Apparently OpenAI corrected for AIs being faster than humans when they calculated ratings. This means I was wrong: the factor I mentioned didn’t affect the results. This also makes the result more impressive than I thought.
Competitors receive a higher score for submitting their solutions faster. Because models can think in parallel and simultaneously attempt all problems, they have an innate advantage over humans. We elected to reduce this advantage in our primary results by estimating o3’s score for each solved problem as the median of the scores of the human participants that solved that problem in the contest with the same number of failed attempts.
We could instead use the model’s real thinking time to compute ratings. o3 uses a learned scoring function for test-time ranking in addition to a chain of thought. This process is perfectly parallel and true model submission times therefore depend on the number of available GPU during the contest. On a very large cluster the time taken to pick the top-ranked solutions is (very slightly more than) the maximum over the thinking times for each candidate submission. Using this maximum parallelism assumption and the sequential o3 sampling speed would result in a higher estimated rating than presented here. We note that because sequential test-time compute has grown rapidly since the early language models, it was not guaranteed that models would solve problems quickly compared to humans, but in practice o3 does.

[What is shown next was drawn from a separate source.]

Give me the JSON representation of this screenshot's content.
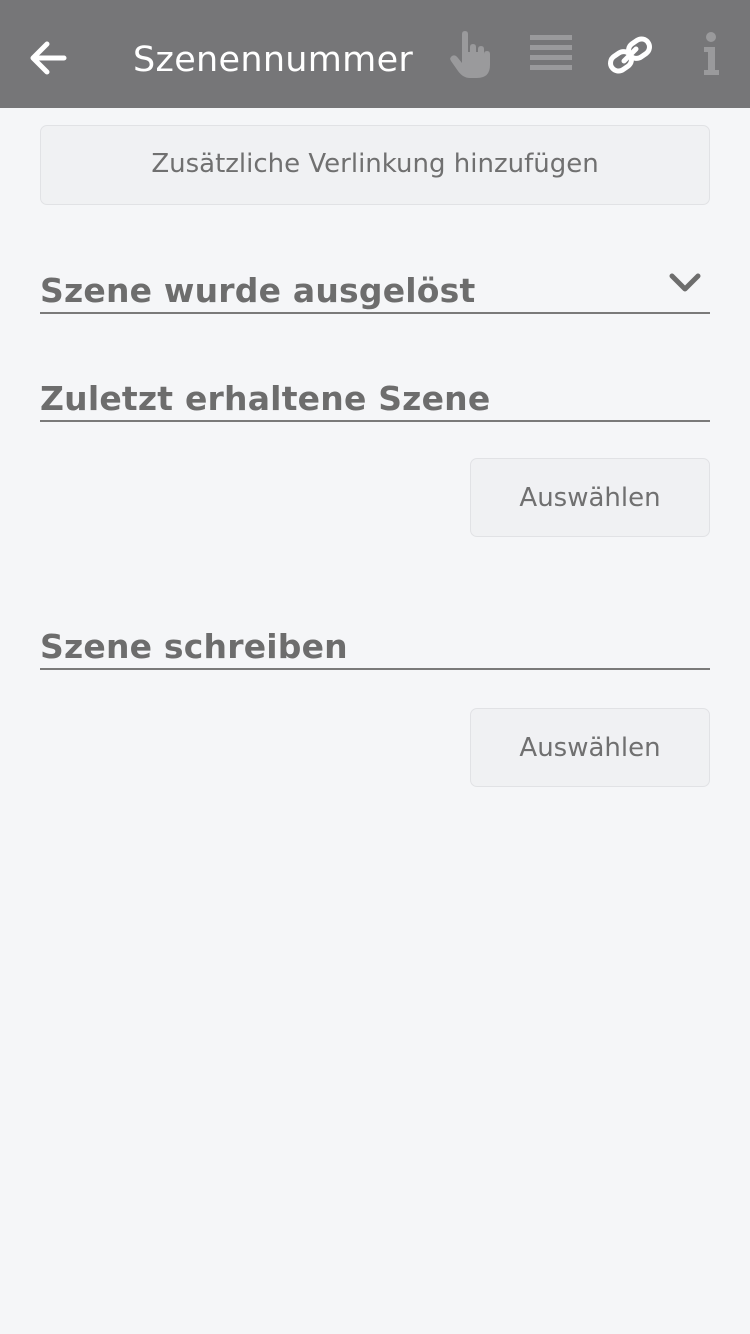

I just straight up don’t believe the codeforces rating. I guess only a small subset of people solve algorithmic problems for fun in their free time, so it’s probably opaque to many here, but a rating of 2727 (the one in the table) would be what’s called an international grandmaster and is the 176th best rating among all actively competing users on the site. I hope they will soon release details about how they got that performance measure..

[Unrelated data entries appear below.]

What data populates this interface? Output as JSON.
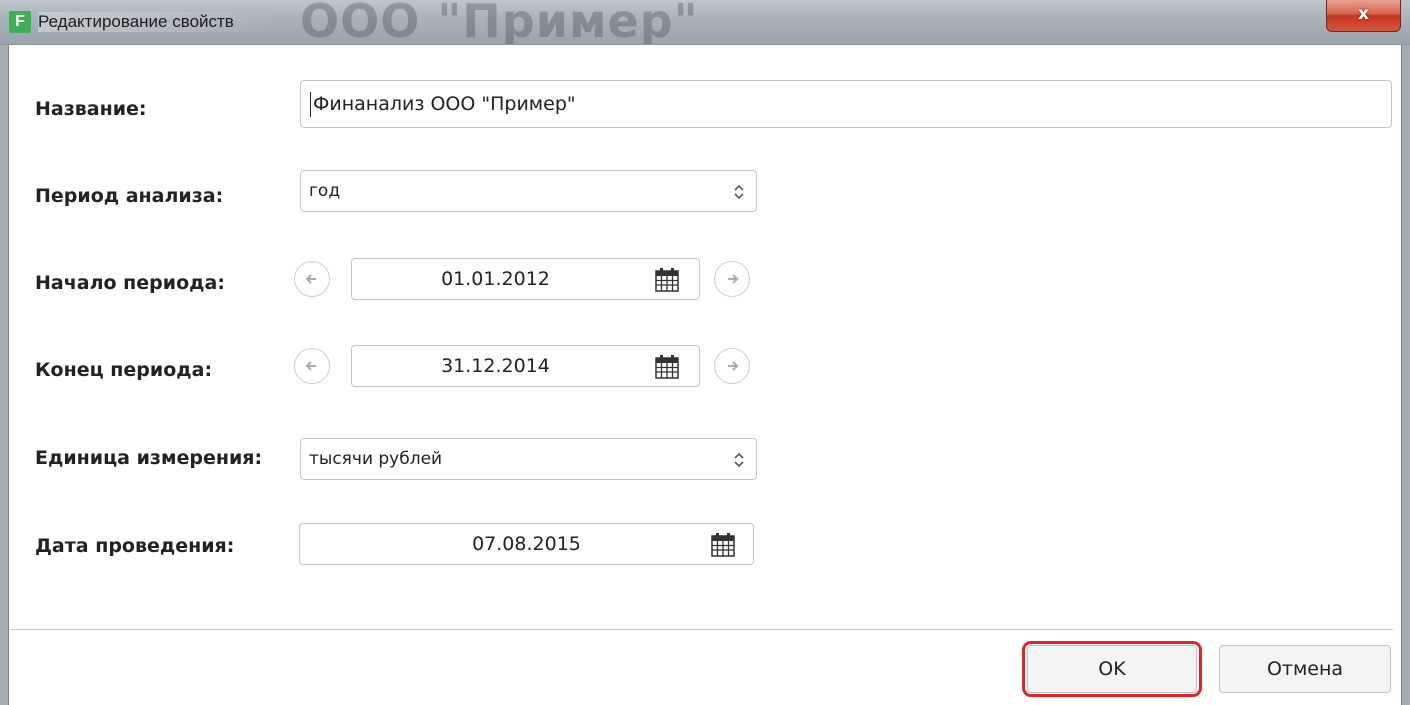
{
  "window": {
    "title": "Редактирование свойств",
    "background_text": "ООО \"Пример\"",
    "close_glyph": "x",
    "app_icon_letter": "F",
    "accent_color": "#3fae55"
  },
  "form": {
    "name": {
      "label": "Название:",
      "value": "Финанализ ООО \"Пример\""
    },
    "period": {
      "label": "Период анализа:",
      "value": "год"
    },
    "start": {
      "label": "Начало периода:",
      "value": "01.01.2012"
    },
    "end": {
      "label": "Конец периода:",
      "value": "31.12.2014"
    },
    "unit": {
      "label": "Единица измерения:",
      "value": "тысячи рублей"
    },
    "date": {
      "label": "Дата проведения:",
      "value": "07.08.2015"
    }
  },
  "buttons": {
    "ok": "OK",
    "cancel": "Отмена",
    "highlight_color": "#e22424"
  }
}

CodeForces ratings are determined by your performance in competitions, and your score in a competition is determined, in part, by how quickly you solve the problems. I’d expect o3 to be much faster than human contestants. (The specifics are unclear—I’m not sure how a large test-time compute usage translates to wall-clock time—but at the very least o3 parallelizes between problems.)

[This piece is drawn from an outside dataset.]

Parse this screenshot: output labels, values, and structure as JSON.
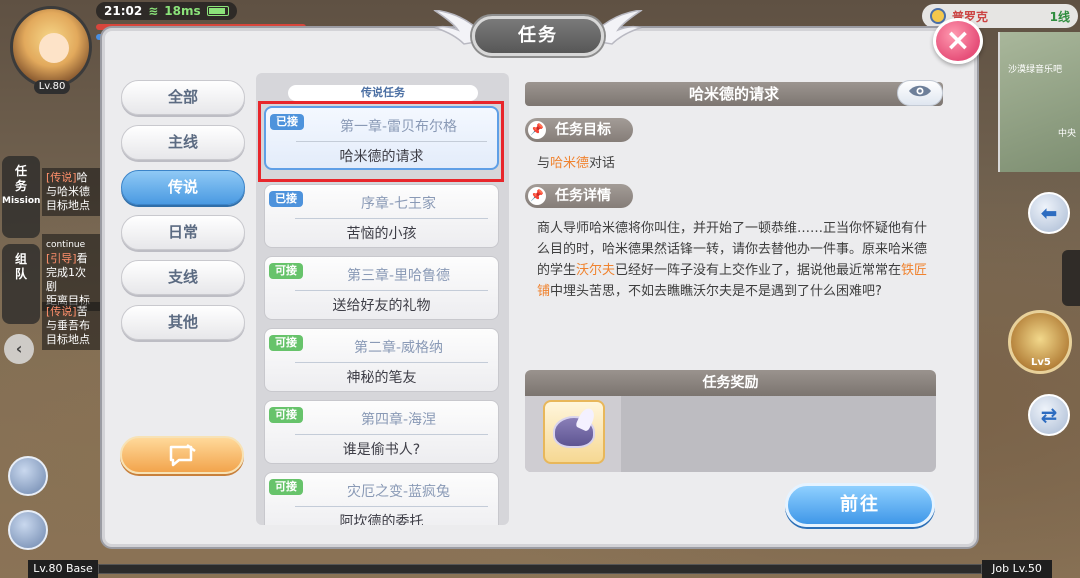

This inflates the results relative to humans somewhat. So one shouldn’t think that o3 is in the top 200 in terms of algorithmic problem solving skills.
As in, for the literal task of “solve this code forces problem in 30 minutes” (or whatever the competition allows), o3 is ~ top 200 among people who do codeforces (supposing o3 didn’t cheat on wall clock time). However, if you gave humans 8 serial hours and o3 8 serial hours, much more than 200 humans would be better. (Or maybe the cross over is at 64 serial hours instead of 8.)
Is this what you mean?
This is close but not quite what I mean. Another attempt:
The literal Do Well At CodeForces task takes the form “you are given ~2 hours and ~6 problems, maximize this score function that takes into account the problems you solved and the times at which you solved them”. In this o3 is in top 200 (conditional on no cheating). So I agree there.
As you suggest, a more natural task would be “you are given t time and one problem, maximize your probability of solving it in the given time”. Already at t equal to ~1 hour (which is what contestants typically spend on the hardest problem they’ll solve), I’d expect o3 to be noticeably worse than top 200. This is because the CodeForces scoring function heavily penalizes slowness, and so if o3 and a human have equal performance in the contests, the human has to make up for their slowness by solving more problems. (Again, this is assuming that o3 is faster than humans in wall clock time.)
I separately believe that humans would scale better than AIs w.r.t. t, but that is not the point I’m making here.
Apparently OpenAI corrected for AIs being faster than humans when they calculated ratings. This means I was wrong: the factor I mentioned didn’t affect the results. This also makes the result more impressive than I thought.
See appendix B.3 in particular:
Huh, I tried to paste that excerpt as an image to my comment, but it disappeared. Thanks.
It’s hard to compare across domains but isn’t the FrontierMath result similarly impressive?